Thousands protest over new Hezbollah-backed prime minister in Lebanon

Lebanese President Michel Aoun yesterday designated the former education minister Hassan Diab as the country’s new prime minister following a majority confidence vote of 69 out of 128 members of parliament.

According to Lebanon’s confessional system the post of prime minister must be filled by a Sunni Muslim.

Diab has the support of Hezbollah’s Loyalty to the Resistance Bloc, the Free Patriotic Movement party, the Amal movement, the Social Nationalist Party in Lebanon and Marada Movement.
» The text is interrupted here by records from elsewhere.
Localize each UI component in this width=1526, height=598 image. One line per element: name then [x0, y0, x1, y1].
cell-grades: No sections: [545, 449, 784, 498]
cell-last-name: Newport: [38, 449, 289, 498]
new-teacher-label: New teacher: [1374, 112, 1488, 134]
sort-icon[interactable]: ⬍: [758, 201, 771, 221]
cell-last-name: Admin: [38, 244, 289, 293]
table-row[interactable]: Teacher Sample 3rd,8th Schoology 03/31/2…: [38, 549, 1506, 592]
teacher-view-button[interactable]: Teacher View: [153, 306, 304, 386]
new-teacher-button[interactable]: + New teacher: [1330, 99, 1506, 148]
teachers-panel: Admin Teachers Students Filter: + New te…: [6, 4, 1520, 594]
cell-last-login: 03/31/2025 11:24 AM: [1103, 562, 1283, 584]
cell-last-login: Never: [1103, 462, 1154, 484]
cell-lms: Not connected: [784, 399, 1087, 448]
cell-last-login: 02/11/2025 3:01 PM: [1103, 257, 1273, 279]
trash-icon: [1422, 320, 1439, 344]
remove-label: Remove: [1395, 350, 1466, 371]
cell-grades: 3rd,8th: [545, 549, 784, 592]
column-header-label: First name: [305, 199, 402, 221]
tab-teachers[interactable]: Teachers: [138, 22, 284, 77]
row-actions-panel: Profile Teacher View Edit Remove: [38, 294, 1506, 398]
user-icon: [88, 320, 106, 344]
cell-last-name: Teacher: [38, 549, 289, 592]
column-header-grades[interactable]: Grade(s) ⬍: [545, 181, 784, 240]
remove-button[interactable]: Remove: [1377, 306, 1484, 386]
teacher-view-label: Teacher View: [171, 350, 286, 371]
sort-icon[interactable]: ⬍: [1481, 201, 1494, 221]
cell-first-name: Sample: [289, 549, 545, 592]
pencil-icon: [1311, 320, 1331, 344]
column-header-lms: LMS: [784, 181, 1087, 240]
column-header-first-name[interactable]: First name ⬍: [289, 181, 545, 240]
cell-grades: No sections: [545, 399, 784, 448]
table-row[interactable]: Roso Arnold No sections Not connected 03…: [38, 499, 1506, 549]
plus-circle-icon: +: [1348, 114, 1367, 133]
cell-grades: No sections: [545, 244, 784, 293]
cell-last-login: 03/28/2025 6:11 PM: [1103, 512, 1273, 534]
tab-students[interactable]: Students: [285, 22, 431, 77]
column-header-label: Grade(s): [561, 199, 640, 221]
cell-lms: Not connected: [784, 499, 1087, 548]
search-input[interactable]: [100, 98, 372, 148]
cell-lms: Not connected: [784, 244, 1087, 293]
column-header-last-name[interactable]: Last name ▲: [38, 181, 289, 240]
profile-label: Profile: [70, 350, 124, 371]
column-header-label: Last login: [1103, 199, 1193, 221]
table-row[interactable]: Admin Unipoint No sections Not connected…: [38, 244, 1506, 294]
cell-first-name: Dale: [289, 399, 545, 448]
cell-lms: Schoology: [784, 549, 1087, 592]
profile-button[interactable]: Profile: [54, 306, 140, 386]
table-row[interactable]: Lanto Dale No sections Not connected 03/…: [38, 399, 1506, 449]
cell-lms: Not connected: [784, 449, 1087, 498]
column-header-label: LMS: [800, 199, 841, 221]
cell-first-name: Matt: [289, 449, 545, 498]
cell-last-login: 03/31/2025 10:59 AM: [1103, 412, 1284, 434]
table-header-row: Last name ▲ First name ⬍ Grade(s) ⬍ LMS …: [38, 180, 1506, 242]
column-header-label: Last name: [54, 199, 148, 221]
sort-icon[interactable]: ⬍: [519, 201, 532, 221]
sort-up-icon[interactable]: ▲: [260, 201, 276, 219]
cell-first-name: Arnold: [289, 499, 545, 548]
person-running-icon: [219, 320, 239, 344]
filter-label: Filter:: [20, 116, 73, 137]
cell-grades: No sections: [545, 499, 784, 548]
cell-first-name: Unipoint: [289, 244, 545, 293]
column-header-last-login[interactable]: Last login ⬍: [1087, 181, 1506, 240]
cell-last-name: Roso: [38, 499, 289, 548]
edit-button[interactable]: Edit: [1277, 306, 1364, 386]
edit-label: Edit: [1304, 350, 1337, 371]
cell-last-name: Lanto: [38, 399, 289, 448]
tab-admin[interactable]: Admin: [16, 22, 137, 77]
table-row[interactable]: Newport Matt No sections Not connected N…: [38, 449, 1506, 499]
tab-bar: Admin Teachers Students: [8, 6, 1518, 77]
He was an assistant professor at the American University of Beirut before rising to the position of vice president and professor of computer engineering. The academic partially meets the preference of US and its supporters inside the country which have called for a “technocratic” government.

PressTV reported that Elie Ferzli, the deputy parliament speaker and a political ally of Hezbollah, was the first lawmaker to declare support for Diab. Ferzli said Diab’s nomination took “into account some of the basic prerequisites wanted by the people”, calling him an “academic and person of integrity”.

READ: Ex-minister Diab on course to be named Lebanese PM

Former Prime Minister Saad Hariri’s Sunni-aligned Future Movement will not be participating in the new government and only a handful of Sunni MPs gave their backing to Diab. Hariri resigned amid the country’s worsening economic crisis and mounting unrest from protestors leaving the country in political uncertainty. It will also see a reduction in Saudi and Western influence in the country, with relations potentially strengthened with Russia and China.

However, hundreds of mostly Sunni protestors took to the streets in Tripoli and Beirut denouncing Diab’s designation with some setting up roadblocks. Some Hariri-loyalists voiced their support for the former prime minister despite himself withdrawing from the leadership race, whilst others perceive Diab as representing the political elites.

 

Speaking from the presidential palace in Baabda outside Beirut, Diab confirmed that consultations with parties would begin tomorrow to start forming a government, the state-run National News Agency reported.